Paris - cafe life and the bistros on the side streets in the Latin Quarter near the Pantheon where I stayed. People had the cutest dogs. And the other image is a market stall of just mushrooms -- any imagineable kind was there looking deliciously fresh and delectable -- a vegetarian's delight!
Paris - these are typical colourful tourist barges on the River Seine. You can buy a ticket that allows you to get off at the various art galleries along the Seine for one price. How could you rush the Louvre so you could see them all in one day? I liked the copper bridge at the top left-- simple and elegant and such an expensive material for these days.
Thursday, October 05, 2006
Paris from the top of Notre Dame - Unfortunately due to haze we could not see the Eiffel Tower.
It was scary at the top of the cathedral but it was impossible to fall off and the crowd was right behind you so no time to panic on the stairs...upward and onward. How did the workers in the 'olden' days manage their fear of heights and still create works of art?
Paris - Street and cafe scenes - People in Paris work hard and play hard. They stay late at the office and really want a break from work evenings and weekends. The fact that 50% live as singles and only have a tiny apartment all adds up to make cafes a very attractive place to linger.
Paris - interior shots of the apartment where I stayed --- small by North American standards but large by Paris standards where the typical apartment is 15 x 12 feet and costs 300,000 Euros.
London - ornate buildings everytime you look up, Big Ben, London Eye and crowds complete with a layer of garbage at least 6 inches deep as if you were walking on a cushion. At the London Eye you buy a ticket in another building and that other building was so crowded with tourists they asked everyone not actually buying a ticket to leave the building.

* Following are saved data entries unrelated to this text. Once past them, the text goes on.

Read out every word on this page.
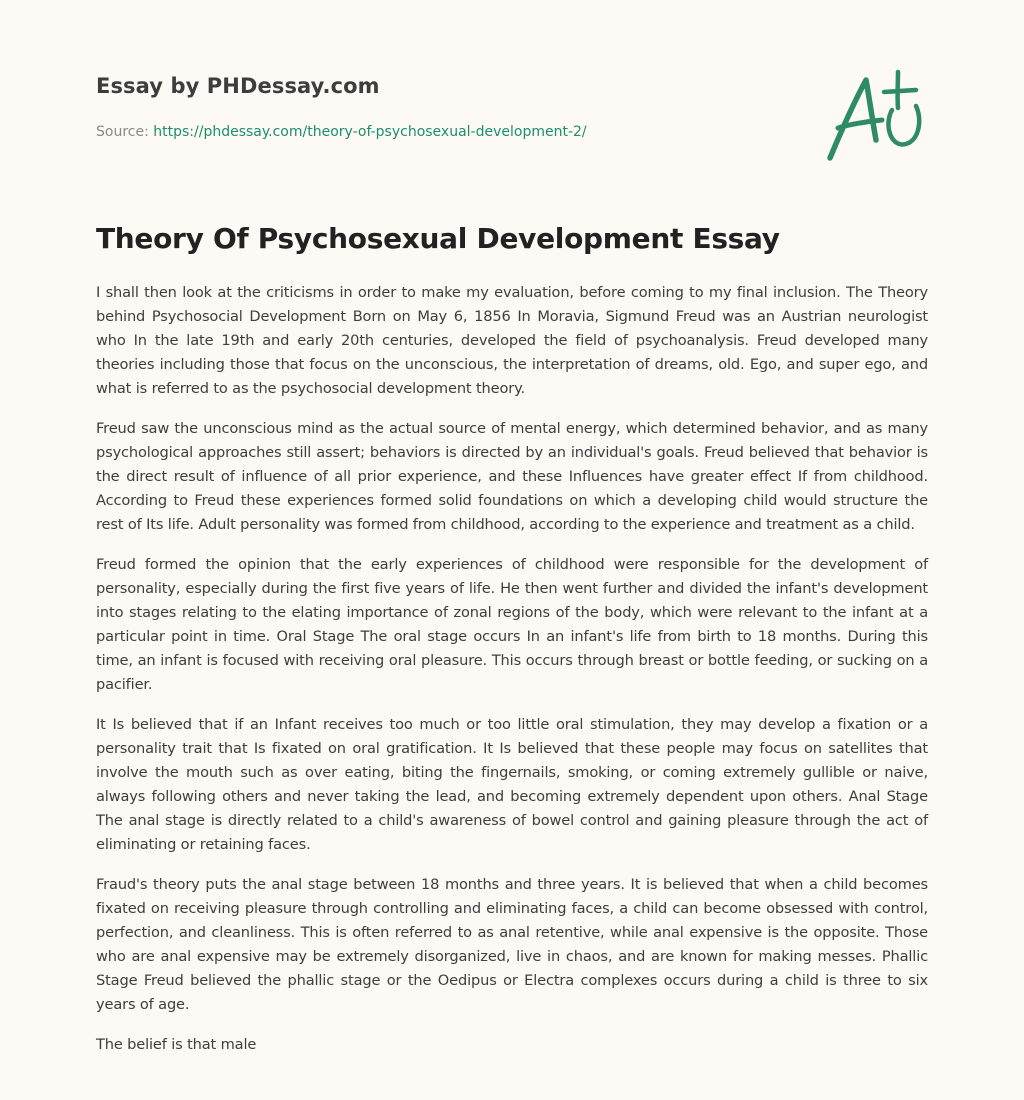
Essay by PHDessay.com
Source: https://phdessay.com/theory-of-psychosexual-development-2/
Theory Of Psychosexual Development Essay

I shall then look at the criticisms in order to make my evaluation, before coming to my final inclusion. The Theory behind Psychosocial Development Born on May 6, 1856 In Moravia, Sigmund Freud was an Austrian neurologist who In the late 19th and early 20th centuries, developed the field of psychoanalysis. Freud developed many theories including those that focus on the unconscious, the interpretation of dreams, old. Ego, and super ego, and what is referred to as the psychosocial development theory.

Freud saw the unconscious mind as the actual source of mental energy, which determined behavior, and as many psychological approaches still assert; behaviors is directed by an individual's goals. Freud believed that behavior is the direct result of influence of all prior experience, and these Influences have greater effect If from childhood. According to Freud these experiences formed solid foundations on which a developing child would structure the rest of Its life. Adult personality was formed from childhood, according to the experience and treatment as a child.

Freud formed the opinion that the early experiences of childhood were responsible for the development of personality, especially during the first five years of life. He then went further and divided the infant's development into stages relating to the elating importance of zonal regions of the body, which were relevant to the infant at a particular point in time. Oral Stage The oral stage occurs In an infant's life from birth to 18 months. During this time, an infant is focused with receiving oral pleasure. This occurs through breast or bottle feeding, or sucking on a pacifier.

It Is believed that if an Infant receives too much or too little oral stimulation, they may develop a fixation or a personality trait that Is fixated on oral gratification. It Is believed that these people may focus on satellites that involve the mouth such as over eating, biting the fingernails, smoking, or coming extremely gullible or naive, always following others and never taking the lead, and becoming extremely dependent upon others. Anal Stage The anal stage is directly related to a child's awareness of bowel control and gaining pleasure through the act of eliminating or retaining faces.

Fraud's theory puts the anal stage between 18 months and three years. It is believed that when a child becomes fixated on receiving pleasure through controlling and eliminating faces, a child can become obsessed with control, perfection, and cleanliness. This is often referred to as anal retentive, while anal expensive is the opposite. Those who are anal expensive may be extremely disorganized, live in chaos, and are known for making messes. Phallic Stage Freud believed the phallic stage or the Oedipus or Electra complexes occurs during a child is three to six years of age.

The belief is that male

Wednesday, October 04, 2006
London - Trafalgar Square top center and another square close to Piccadilly Circus where I stayed. It was very busy with tourists. I had a cruel laugh at people foolish enough to rent a big car and try to drive in downtown London. One fellow got himself stuck in a cul-de-sac with a pack of honking taxicab drivers heralding his every miscue. I was so glad to just be a pedestrian.
London- Views from my room... I am not certain of the population but 8 million sounds about right. The city goes on for a long time in all directions with both the underground, trains, buses... I find it unnerving how far down the underground lines are and how steep the escalators can be. I thought it was brilliant to use them during the war for air raid shelters until someone told me bombs would come bouncing down the stairs and explode when they hit a level. Wouldn't that be a piece of bad luck!
Bexley Heath - Red House - Final shots of the house where William Morris was still a young man [during its construction]. He was filled with ideals and wonderful design concepts that sometimes didn't work but still look magnificent .
Tuesday, October 03, 2006
Bexley Heath - William Morris' s Red House - please let me indulge myself with lots of pictures. I have shown restraint and not shown them all. It was a miracle to find this place outside of London by train. A local man drew me a map of how to negotiate through back lanes, intersections and down what used to be countryside in the 1860's. William Morris was a dreamer and many of his plans for Red House were never implemented because they were impractical. He did hold worker bees whereby artist friends were invited to come from London for the weekend to paint different ceilings. He had an elaborate series of pegs so they would be able to replicate intricate patterns. He was not okay about the 'friendship' between his wife and Dante Gabriel Rossetti. When Sir Edward Burne-Jones and his wife were devastated by their loss of their daughter, enthusiasm for the Red House waned and the long journey it took to get there and so William Morris reluctantly left it behind.